Te perfumy rozwijają się w starym stylu, klasycznie. Potrzebują czasu, by odkryć wszystkie swoje tajemnice. Potrzebują uwagi, by opowiedzieć swoją historię. Ich początek nie zdradza prawie nic na temat tego, co czeka nas podczas wspólnej przygody. Serce pełne jest entuzjazmu, emocji i ciepła. Baza jest głęboka i trwała, stanowi zwieńczenie opowieści i to w niej zawiera się morał. To zapach o średniej projekcji, wyczuwalny przez bliższe otoczenie. Utrzymuje się na skórze długo, u mnie najczęściej około 10 godzin.
Pochwała prostoty
Iris des Champs ma w sobie bogactwo, ale nie ostentację. Nie są to perfumy lekkie, ale są czyste. Są proste, ale nie oczywiste. Kobiece, nawet w sposób zmysłowy i poniekąd kuszące, ale niedopowiedzeniami. Niedostępnością, obietnicą ciepła, nie odkryciem wdzięków. Wyobraźcie sobie smukłą kobietę w średnim wieku, ubraną w biel i pastele. Nisko upięte włosy, minimalny makijaż, luźne spodnie z prostą nogawką, koszula o męskim kroju i szal narzucony na ramiona. Na palcu skromna obrączka, na przegubie ręki cienki łańcuszek. Buty na płaskiej podeszwie. Włosy są zadbane, makijaż dopasowany kolorystycznie do jej urody, spodnie uszyte z lnu, koszula z bawełny, a szal z jedwabiu. Biżuteria wykonana jest ze złota, a buty ze skóry.
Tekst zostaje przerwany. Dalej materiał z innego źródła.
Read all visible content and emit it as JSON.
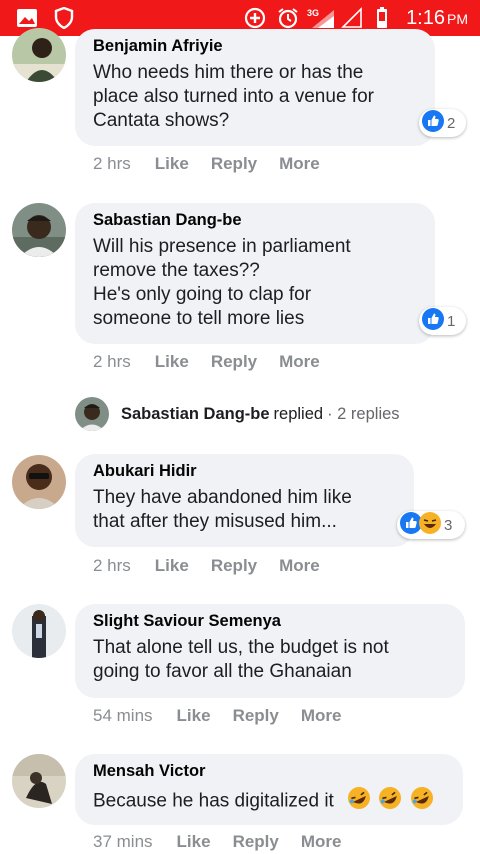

Skromność i upodobanie do wysokiej jakości uosobione w jednym, wcielona elegancja. Nie ma miejsca na sztuczność i imitację, tak samo jak nie ma go na przepych. Do takiej kobiety pasowałby ten zapach.
Polecam testy Iris des Champs miłośnikom dyskretnej elegancji oraz wszystkim zmęczonym nadmiarem słodkich wrażeń opartych na mechanizmie natychmiastowej gratyfikacji, z godną podziwu determinacją serwowanych nam przez perfumowych potentatów i sprzedawanych przez popularne perfumerie. Znaczy się, jak sądzę, większości zaglądających tu osób. Rzecz jasna — za wyjątkiem tych, którzy nie lubią irysowych perfum.
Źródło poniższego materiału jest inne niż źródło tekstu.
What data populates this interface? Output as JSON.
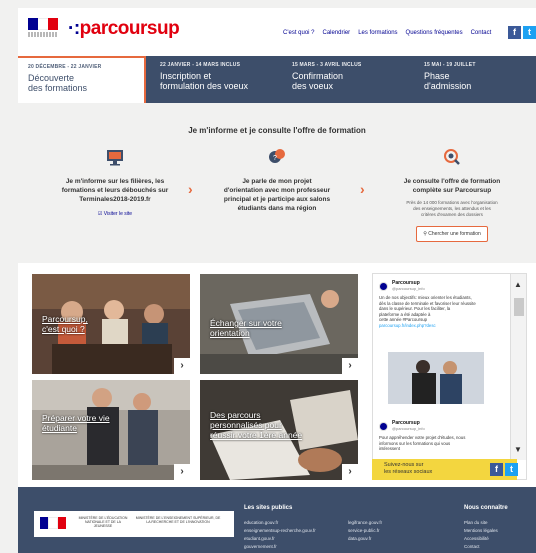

Nuty głowy: bergamotka, konwalia, różowy pieprz
Nuty serca: masło irysowe, irys, róża, jaśmin sambac, ylang-ylang
Nuty bazy: sandałowiec, wanilia, piżmo, nuty ambrowo-drzewne
Nos: Mathieu Nardin
Rok: 2014
Jakie irysowe perfumy lubisz najbardziej? Myślisz, że spodobałby Ci się polny irys od Houbigant?